Tepe Yahya

28.58333333333356.35Koordinaten: 28 ° 35 '0 "N, 56 ° 21' 0" E

Tepe Yahya is the modern name of an ancient city in southeastern Iran. Excavations were mainly from 1967 to 1975 by the American School of Prehistoric Research instead.

The settlement remains dating from the 5th to the end of the 2nd millennium BC. Another phase of settlement dating from about 1000 BC to 400 AD

In Tepe Yahya was since the 3rd millennium a quarry for chlorite. According to the latest excavations and findings in the more northerly sites Dschiroft and Shahr -e Investigated the deposit was part of a Bronze Age culture, which lay between the Indus Valley culture and Sumer. He was a center of high culture with numerous finds of Chloritgefäße that were found in the entire space between the Indus and the Tigris. This one had a link, a third high culture between the known centers of the 3rd millennium found.

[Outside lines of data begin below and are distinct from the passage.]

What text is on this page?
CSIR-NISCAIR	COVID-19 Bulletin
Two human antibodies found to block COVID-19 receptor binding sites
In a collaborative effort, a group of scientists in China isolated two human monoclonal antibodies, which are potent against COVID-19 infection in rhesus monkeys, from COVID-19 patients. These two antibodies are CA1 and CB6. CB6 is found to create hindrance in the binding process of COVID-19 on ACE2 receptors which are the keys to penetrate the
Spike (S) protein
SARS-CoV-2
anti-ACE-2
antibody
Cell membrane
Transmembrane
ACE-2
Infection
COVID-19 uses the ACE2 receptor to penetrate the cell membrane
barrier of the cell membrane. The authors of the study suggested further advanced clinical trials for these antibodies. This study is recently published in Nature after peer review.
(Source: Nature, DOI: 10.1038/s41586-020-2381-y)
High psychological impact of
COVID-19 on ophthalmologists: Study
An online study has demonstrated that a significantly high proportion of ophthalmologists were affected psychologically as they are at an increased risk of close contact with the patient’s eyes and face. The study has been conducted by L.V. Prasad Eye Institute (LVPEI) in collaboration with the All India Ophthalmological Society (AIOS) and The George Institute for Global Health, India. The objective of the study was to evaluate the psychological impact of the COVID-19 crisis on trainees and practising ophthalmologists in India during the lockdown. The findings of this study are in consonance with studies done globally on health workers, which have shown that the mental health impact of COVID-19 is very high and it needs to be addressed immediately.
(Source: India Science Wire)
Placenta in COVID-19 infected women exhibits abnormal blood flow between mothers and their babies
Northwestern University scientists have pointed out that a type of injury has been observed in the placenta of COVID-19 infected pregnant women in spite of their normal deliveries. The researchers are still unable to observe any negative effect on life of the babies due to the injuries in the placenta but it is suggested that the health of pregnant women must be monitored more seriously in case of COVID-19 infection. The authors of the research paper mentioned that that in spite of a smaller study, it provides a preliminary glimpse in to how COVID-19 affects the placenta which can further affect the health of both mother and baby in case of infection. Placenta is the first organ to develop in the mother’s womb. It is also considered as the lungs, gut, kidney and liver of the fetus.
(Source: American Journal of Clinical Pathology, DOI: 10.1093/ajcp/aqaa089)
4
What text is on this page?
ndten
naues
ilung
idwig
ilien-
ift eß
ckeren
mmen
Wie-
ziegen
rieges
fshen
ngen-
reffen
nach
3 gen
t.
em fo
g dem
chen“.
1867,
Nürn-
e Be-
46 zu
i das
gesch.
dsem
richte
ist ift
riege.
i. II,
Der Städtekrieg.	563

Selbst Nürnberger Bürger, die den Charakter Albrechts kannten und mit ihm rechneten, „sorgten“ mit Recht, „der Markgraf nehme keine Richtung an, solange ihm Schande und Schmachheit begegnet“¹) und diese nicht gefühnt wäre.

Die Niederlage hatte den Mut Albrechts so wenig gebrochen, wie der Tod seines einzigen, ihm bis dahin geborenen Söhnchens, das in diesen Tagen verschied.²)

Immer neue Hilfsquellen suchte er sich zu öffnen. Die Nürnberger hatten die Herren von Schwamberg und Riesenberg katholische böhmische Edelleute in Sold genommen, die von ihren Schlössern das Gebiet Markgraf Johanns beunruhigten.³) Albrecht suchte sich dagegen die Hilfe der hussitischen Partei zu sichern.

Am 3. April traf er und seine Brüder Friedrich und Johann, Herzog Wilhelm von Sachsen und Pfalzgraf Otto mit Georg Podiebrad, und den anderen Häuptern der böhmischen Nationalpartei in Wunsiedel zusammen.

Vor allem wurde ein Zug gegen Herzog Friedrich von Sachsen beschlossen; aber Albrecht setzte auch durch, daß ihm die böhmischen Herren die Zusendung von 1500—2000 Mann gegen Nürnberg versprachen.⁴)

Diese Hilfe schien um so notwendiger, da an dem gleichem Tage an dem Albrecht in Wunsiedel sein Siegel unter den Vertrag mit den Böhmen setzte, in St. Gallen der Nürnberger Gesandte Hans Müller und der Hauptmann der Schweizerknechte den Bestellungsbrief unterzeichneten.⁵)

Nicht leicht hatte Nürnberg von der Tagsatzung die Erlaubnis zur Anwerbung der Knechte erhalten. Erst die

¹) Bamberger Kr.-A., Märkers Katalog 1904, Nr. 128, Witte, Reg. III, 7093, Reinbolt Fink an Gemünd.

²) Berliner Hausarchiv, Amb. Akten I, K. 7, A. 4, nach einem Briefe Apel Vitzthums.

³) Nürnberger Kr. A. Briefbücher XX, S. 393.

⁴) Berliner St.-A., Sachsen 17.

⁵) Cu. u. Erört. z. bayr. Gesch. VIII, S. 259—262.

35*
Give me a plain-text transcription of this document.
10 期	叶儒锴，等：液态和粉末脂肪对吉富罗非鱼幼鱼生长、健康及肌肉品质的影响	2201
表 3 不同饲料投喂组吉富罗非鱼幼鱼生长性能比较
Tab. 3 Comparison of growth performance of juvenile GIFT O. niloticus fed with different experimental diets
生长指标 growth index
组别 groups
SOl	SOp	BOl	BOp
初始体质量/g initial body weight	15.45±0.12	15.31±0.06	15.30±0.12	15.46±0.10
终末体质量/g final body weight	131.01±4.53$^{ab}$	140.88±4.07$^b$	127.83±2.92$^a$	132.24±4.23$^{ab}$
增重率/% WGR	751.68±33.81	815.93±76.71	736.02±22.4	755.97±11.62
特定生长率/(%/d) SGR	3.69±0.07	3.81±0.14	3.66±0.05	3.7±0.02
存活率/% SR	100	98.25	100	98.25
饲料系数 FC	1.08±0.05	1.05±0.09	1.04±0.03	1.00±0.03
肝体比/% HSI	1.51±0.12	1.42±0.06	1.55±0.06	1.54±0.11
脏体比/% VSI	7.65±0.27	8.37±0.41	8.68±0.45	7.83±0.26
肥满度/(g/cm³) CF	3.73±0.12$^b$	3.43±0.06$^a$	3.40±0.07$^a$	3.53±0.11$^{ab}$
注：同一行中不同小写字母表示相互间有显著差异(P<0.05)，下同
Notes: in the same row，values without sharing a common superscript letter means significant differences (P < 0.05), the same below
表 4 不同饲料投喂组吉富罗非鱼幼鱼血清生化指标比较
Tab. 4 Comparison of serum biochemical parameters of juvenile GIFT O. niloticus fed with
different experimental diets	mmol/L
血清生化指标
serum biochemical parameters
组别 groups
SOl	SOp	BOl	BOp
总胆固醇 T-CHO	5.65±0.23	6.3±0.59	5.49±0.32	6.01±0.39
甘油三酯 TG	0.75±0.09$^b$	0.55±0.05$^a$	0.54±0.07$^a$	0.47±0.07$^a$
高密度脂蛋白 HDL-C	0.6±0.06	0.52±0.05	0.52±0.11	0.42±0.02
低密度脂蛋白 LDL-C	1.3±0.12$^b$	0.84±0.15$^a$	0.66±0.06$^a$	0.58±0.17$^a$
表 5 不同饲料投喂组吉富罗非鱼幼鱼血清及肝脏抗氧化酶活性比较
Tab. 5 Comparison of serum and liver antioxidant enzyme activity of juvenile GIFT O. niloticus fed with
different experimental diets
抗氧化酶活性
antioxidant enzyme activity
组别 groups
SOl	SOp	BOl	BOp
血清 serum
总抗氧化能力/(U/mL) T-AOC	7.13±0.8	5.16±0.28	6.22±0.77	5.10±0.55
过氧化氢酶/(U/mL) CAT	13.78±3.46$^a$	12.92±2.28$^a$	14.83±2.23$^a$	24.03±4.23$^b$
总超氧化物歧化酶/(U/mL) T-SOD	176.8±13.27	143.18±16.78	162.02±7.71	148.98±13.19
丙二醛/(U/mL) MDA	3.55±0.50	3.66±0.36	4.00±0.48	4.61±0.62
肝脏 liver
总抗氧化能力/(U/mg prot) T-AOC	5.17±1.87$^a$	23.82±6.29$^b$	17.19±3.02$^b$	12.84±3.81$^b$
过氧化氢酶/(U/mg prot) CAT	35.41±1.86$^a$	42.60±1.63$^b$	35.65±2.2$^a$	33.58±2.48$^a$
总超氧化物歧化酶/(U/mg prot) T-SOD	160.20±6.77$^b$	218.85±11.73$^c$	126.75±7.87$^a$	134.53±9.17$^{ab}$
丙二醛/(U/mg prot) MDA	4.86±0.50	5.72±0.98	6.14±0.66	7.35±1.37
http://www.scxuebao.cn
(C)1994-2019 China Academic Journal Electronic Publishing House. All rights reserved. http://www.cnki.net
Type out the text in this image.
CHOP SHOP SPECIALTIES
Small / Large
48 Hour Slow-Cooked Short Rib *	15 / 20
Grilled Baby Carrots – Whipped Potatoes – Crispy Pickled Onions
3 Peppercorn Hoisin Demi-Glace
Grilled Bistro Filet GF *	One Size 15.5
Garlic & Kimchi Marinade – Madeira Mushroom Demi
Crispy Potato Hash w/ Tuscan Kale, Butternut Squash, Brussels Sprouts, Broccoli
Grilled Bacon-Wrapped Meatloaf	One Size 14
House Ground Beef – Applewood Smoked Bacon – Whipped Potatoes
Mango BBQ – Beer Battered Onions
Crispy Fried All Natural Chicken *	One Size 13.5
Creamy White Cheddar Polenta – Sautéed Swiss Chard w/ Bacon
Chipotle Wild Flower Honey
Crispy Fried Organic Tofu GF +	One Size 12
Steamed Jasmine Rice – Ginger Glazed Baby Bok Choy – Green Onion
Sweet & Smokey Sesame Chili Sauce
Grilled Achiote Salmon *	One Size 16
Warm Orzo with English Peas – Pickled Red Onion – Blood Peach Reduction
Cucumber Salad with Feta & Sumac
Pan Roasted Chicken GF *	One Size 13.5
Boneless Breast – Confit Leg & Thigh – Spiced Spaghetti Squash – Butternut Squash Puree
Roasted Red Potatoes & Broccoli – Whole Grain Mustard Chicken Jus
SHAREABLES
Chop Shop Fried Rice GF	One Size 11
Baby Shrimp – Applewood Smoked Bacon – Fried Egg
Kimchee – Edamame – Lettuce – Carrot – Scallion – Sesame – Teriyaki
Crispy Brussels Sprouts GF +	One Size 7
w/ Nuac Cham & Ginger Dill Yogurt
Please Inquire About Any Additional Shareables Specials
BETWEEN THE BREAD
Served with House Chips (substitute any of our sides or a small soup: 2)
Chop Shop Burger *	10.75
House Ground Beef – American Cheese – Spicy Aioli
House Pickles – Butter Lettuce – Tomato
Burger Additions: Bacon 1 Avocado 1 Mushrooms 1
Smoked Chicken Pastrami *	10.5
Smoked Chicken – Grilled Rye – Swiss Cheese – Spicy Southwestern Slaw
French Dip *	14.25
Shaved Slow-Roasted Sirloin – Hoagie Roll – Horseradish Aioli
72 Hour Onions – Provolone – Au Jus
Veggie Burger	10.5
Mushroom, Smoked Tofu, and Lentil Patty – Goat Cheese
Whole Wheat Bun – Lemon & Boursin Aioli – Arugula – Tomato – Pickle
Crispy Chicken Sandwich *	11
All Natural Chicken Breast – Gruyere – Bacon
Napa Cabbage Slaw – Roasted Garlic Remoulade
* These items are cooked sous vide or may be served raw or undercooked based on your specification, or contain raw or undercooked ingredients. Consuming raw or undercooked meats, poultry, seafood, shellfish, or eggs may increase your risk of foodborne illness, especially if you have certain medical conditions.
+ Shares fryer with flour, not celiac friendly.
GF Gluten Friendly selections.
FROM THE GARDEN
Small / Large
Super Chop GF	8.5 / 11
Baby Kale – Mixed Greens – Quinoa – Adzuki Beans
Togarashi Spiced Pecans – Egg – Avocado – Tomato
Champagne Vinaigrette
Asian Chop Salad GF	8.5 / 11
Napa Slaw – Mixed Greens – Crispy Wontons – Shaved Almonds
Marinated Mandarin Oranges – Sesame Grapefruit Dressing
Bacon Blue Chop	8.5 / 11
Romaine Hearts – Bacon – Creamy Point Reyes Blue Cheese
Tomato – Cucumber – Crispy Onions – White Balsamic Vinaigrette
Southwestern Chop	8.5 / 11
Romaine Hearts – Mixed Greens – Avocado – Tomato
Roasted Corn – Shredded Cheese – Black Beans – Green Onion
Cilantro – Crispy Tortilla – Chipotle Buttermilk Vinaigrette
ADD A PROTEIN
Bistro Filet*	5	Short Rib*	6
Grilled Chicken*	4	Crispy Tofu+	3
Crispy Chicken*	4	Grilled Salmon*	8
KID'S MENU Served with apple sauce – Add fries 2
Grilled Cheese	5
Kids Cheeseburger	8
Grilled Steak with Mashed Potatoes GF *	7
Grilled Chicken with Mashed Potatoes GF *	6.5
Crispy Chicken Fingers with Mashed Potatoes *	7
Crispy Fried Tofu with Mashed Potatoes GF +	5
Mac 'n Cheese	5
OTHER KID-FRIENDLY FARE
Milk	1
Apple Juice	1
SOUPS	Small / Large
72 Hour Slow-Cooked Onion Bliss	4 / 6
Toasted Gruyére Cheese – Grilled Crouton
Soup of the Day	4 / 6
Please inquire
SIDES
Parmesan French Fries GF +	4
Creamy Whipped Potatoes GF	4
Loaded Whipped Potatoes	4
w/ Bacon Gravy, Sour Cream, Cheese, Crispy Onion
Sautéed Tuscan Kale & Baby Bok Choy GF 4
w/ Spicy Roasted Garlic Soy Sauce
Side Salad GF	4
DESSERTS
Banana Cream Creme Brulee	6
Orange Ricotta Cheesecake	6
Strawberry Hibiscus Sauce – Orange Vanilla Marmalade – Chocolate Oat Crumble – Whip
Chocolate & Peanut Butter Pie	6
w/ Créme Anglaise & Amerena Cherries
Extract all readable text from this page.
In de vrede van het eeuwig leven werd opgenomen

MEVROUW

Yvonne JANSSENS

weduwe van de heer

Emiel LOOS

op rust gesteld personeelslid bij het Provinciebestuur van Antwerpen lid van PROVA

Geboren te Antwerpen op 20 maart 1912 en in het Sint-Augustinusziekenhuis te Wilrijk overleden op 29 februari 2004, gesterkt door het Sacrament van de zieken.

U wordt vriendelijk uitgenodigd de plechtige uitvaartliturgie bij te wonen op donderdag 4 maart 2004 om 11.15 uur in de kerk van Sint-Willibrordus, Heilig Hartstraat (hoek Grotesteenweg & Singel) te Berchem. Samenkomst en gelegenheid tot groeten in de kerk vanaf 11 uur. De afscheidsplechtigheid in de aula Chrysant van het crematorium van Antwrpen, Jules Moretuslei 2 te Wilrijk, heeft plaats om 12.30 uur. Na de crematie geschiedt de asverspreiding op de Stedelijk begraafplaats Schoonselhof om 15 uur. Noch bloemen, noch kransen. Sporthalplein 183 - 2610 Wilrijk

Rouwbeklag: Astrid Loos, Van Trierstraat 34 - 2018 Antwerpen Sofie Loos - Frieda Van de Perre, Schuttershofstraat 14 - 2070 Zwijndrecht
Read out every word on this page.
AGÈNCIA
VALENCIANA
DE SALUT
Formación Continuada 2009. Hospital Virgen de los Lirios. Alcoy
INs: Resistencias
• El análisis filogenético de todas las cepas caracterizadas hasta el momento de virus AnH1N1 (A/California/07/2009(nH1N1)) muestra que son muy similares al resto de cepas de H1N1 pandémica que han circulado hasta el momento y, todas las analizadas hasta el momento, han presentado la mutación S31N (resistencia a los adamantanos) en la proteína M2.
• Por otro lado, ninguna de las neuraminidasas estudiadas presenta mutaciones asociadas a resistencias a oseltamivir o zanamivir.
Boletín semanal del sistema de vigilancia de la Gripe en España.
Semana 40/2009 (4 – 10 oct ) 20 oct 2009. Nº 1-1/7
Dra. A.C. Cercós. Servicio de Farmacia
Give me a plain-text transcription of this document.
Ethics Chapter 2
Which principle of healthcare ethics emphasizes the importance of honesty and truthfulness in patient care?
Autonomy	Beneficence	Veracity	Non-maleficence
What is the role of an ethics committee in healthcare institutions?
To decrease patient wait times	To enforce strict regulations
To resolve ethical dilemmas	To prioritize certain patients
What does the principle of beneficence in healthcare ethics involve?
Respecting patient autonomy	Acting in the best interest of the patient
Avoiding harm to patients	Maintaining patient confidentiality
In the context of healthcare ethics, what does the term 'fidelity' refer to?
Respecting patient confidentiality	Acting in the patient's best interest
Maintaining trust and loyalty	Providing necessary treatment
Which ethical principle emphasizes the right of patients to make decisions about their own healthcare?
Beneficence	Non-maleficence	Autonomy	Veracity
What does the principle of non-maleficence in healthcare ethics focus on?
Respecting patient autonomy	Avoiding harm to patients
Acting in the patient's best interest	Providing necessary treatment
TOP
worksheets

Chloritgefäße have been exported to almost all neighboring countries to the Mediterranean coast and enjoyed great popularity there. The vessels were provided with in relief mythical creatures, scorpions, birds bizarre people. As in Dschiroft found one cylinder seal from Turkmenistan and Lothal, the port of the Indus Valley culture and stamps from Pakistan and Bahrain, which points out far-reaching trade relations. The Expert of the new excavations are based on an independent civilization, which presumably was still vorelamisch. Tepe Yahya belonged to the sphere of influence Dschirofts that pays for vorelamitischen culture. There were clay tablets with the Proto-Elamite script. The experts suggest that were here valuable goods, such as lapis lazuli, bronze, jewels and gold processed and transported by Sumer, where these raw materials did not occur.